# WinCC V7.3 als OPC-UA Client



## Moti (22 April 2015)

Hallo Leute, 

ich verzweifele. geht darum das ich mit meiner WinCC auf einen "Atvise OPC-UA Server" zugreifen soll.  Problem ist nun, wenn ich im OPC-ITEM-Manager unter OPC-UA-Server die Server URL angebe und danach auf "Browse Server" klicke kommt immer wieder die meldung "*Dieser OPC-Server unterstüzt kein Browse-Interface*".

Jedoch kann ich im OPC-Scout ohne probleme auf den Server zugreifen. Was mache ich falsch?
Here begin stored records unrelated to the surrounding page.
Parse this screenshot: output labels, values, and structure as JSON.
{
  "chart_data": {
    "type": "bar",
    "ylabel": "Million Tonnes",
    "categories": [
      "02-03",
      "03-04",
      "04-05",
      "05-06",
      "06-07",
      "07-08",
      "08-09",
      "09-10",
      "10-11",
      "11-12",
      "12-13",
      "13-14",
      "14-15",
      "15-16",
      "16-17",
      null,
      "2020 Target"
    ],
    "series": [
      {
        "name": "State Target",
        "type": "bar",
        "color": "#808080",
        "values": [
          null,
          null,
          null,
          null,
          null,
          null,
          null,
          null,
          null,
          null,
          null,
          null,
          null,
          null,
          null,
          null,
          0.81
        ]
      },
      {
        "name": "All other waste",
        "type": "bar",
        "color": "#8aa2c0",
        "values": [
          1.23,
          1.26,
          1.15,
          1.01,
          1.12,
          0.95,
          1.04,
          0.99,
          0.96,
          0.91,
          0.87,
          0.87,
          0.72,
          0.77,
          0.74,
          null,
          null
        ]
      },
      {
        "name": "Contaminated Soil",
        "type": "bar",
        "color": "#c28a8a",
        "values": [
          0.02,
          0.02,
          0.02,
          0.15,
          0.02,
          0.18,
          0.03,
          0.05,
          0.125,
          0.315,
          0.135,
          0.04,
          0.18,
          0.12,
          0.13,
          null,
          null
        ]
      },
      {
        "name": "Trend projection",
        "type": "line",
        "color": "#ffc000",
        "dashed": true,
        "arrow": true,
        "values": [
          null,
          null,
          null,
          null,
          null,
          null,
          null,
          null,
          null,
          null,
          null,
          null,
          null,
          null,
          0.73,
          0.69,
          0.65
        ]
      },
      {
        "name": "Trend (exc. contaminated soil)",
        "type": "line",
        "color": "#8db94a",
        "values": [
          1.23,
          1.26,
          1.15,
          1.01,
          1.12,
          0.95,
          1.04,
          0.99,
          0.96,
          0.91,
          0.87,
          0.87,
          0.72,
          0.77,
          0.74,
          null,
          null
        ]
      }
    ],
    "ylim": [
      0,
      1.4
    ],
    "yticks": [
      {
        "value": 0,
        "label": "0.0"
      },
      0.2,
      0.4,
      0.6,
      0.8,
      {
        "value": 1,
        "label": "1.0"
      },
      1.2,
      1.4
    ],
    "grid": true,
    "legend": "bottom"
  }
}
Überlese ich etwas wichtiges im Communication Manual von Siemens?

Danke im Voraus,

Timo


----------



## Timbo (13 November 2015)

Hallo zusammen,

ich habe das gleiche Problem bei der Verbindung zwschen Win CC 7.3 und einer Bachmann M! auf der der opc UA Server läuft.
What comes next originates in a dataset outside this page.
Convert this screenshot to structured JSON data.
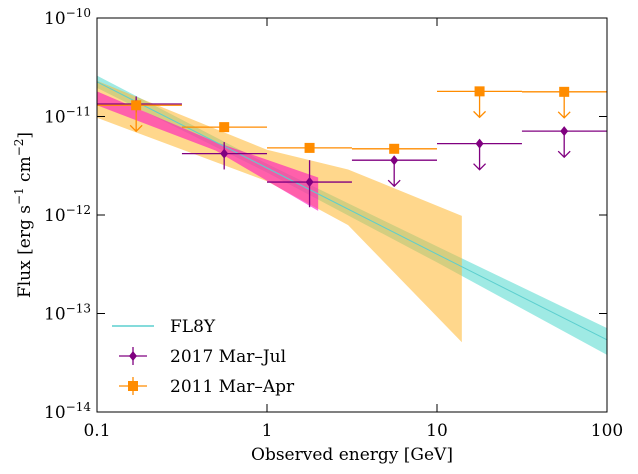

hat jemand eine Lösung hier zu?

Gruß Timbo


----------



## Timbo (16 November 2015)

Allo zusammen,

der Siemens Suport brachte letztendlich doch die Lösung....

Diese Meldung ist recht normal wenn man keinen Server mit Signiertem Zertifikat anspricht.

Nachdem die meldung erschienen ist öffnet man folgenden Ordner im Dateiexplorer:

WINCC Installordner \opc\UAWrapper\PKI\CA\*rejected*\

und kopiert die Zertifikate in den Ordner

WINCC Installordner \opc\UAWrapper\PKI\CA\*certs*\

Ein schliesen und wieder öffnen des OPC-Item-Manager führt dazu das die Zertifikate neu eingelsen werden.

Jetzt sollte es möglich sein die Verbindung zu erstellen.


----------